Escribir, hablar, manifestarse, son actos que reflejan parcialmente al hombre, y en los que se han cifrado las esperanzas de su mejoramiento. Con frecuencia, se suele hablar de la mejor poesía de un poeta y descifrar en un verso suyo toda su grandeza. ¿Pero realmente sabemos ese verso? Aunque lo repitamos hasta el cansancio, parecemos confundirlo. Ni su autor mismo, memoria viva él de su escritura –de su inspiración, de las palabras venidas a mente, de las desechadas- sabría si ese verso escrito, que da constancia de su poesía, es mejor que cualquier otro que imaginó, y fue silenciado por la intuición.

Se permite el arte ser ininteligible. Algo extrañamente oscuro lo rodea.  Desechar versos y obras enteras ha sido un síndrome en artistas que no logran rebasar el oscuro: son innumerables los creadores –en las más diversas épocas- que han ocultado, destruido o prohibido a sus albaceas sacar a la luz pública lo que ellos no han considerado relevante. El deslinde que sobreviene tras la revisión detallada al producto de su arte: por un lado el que merece notoriedad, por otro, el que ha de ser sepultado, legados ambos que hace el artista a la historia. Estetas de afán, pretendidos árbritos del destino de la obra.

El proceso
de Kafka sufrió de esta posible muerte. La nota de Max Brod, amigo del escritor, aparecida en el posfacio de la primera edición alemana, destaca que Franz había dejado órdenes precisas contra cualquier edición póstuma. (“Todo lo que dejo tras de mí […] debe ser quemado sin restricción y sin ser leído”). Muchos manuscritos fueron reducidos a cenizas por la propia mano que los escribiera. Si se salvó este manuscrito fue porque Max Brod lo tenía en su casa. No obstante haber conocido la voluntad del autor, decidió editarlo, a pesar de inacabado, a pesar de que le faltaran partes irrecuperables.

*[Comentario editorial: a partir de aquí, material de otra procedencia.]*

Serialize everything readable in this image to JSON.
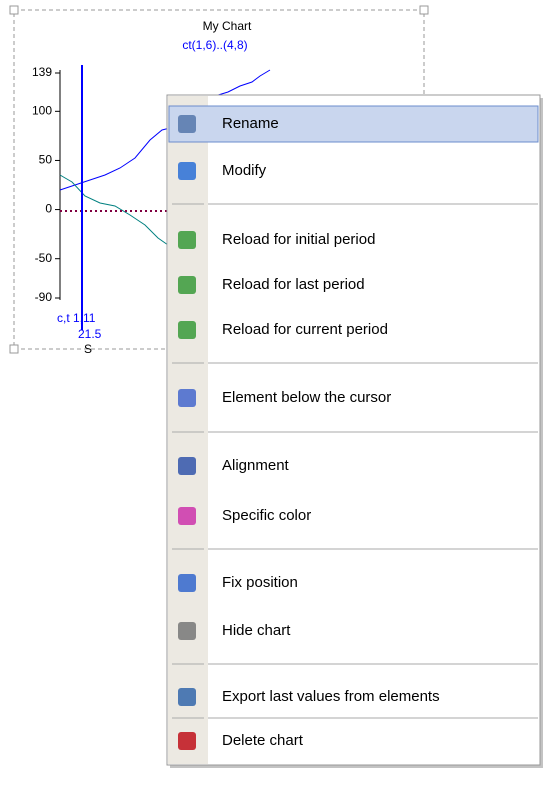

Que en algunos casos los artistas estén imposibilitados de conocer la magnitud de lo que han hecho, es debido a sus tendencias a caer en posturas solipsistas. No implicó visión idéntica para su autor que El proceso fuera el summum de grandeza que la tradición le adjudica. Tal trampa de las evidencias ha convertido a algunos creadores en los los más crueles censores de su arte. Y si todo esto va acompañado de un espíritu de época adversa, los hace tornarse incomprendidos, raros. Nada tan común a una época como ver perder el talento que ella misma ha puesto en juego.

Tanteada la posición de semejantes artistas, queda fuera la de quienes se limitan, oportunamente, para triunfar, o los que lo hacen temiendo no por su obra, contenciones ambas que son fruto de una censura más abierta. La autonomía se pierde y cede su lugar a la mentira: el artista se consume así en el peor de los silencios.

Alguna explicación sobre el asunto debería buscarse en el psicoanálisis, que con Freud a la cabeza, descifró la historia del progreso humano como la historia de la represión, juicio temido todavía por los comunicólogos cuando lleva a focalizar su campo de estudio desde la óptica de la censura.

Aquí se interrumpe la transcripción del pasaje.